Can you tell us about RGS’ activities outside the UK? Which all countries are you collaborating with?
The RGS collaborates with a large number of countries, in different ways. RGS has recently funded research projects in more than 100 countries. We produce three of the leading international scholarly journals for geography and last year, articles were downloaded in 150 countries. We work closely with sister geographical societies, especially in Australia and Canada. Till recently, I was the Secretary General of EUGEO, which is a European association for national geographical societies. So we have a Pan European involvement. People from all over the world come to our annual conference which is the second largest annual conference in the world.
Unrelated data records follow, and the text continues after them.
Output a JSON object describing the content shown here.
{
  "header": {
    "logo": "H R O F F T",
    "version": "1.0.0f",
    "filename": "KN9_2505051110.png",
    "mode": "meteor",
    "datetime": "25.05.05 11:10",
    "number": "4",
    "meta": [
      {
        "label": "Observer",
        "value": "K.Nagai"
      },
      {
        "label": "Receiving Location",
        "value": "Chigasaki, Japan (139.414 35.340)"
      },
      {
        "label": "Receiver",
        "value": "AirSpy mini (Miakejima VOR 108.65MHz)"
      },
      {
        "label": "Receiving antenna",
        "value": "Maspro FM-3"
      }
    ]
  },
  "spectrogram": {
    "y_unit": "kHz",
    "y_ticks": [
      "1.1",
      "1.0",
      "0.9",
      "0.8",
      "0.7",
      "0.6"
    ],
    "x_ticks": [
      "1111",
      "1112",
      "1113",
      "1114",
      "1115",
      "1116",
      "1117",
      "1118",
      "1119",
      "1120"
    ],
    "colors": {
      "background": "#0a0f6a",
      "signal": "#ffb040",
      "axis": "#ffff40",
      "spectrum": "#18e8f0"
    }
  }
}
Also, our members are drawn from more than 105 countries and we currently have two overseas branches in Hong Kong and Singapore. I think we are probably the largest geographical society in terms of membership in the world. I am not talking about National Geographic as that is a renowned media corporation, and not a scholarly learned society.

Geography as a subject is in decline and needs to be made more relevant to students. How is your organisation contributing in increasing the popularity of the subject among students?
Geography as s subject has been under pressure in many countries. It is to do with how geography is taught and how it is viewed by the government. In some schools in the UK, it is well taught and in others less so. In order to increase the popularity of the subject, we have developed major programmes for professionals, students and teachers. We also work with the government on the curriculum. For example, five years ago, we were successful in getting GIS incorporated in the geography curriculum for students, right from age 11 up to 18. We are also trying to support teachers with learning resources they can use and students with career advice. It is important that young people understand the real opportunities for careers in geography. GI career is being seen as a key growth area. So that’s what we are trying to do. We support teachers, improve understanding about opportunities of the subject among young people, lobby government, and raise awareness of geography among public who also happen to be the parents.

What do you think about the latest technology? Do you think newer technologies are generating new interest in the subject?
I think they are generating huge interest in the subject. They are raising awareness about geography and regenerating interest in it. I think a lot of people have realised the importance of spatial data and computerised mapping applications. In a way, GIS has opened people’s minds to the discipline. What I would say though is that the discipline of geography is not only about location. There’s a risk and the risk is that geography is seen just as geographic information and location; with the power of GIS as an integrating tool and an analytical tool as the driver in that process. The other parts of geography – about understanding the social, economic and environmental processes, and their interactions, that bring about change in places and regions – which is not necessarily so geospatially data rich, may be down-played in the process. So I think, people need to understand that the geospatial information and analysis is an important part of geography, but it’s not the whole of geography.

What do you perceive to be the future of geospatial information?
I think it can be very powerful worldwide. As we see, more and more governments throughout the world are trying to integrate their datasets around spatial databases, and trying to make data available to people, I think, it has got very important future. However, the challenge is for people to learn to use it. And for organisations, the challenge is to make it suitable for people to use it. In the UK, we are trying to engage communities and provide them with tools and knowledge so as to be able to access open data and make best use of it. It is very well to have database for people but if they don’t know what questions to ask, how to access data, how to use it, analyse it and present it in a way that meets their needs, then it’s no point having it.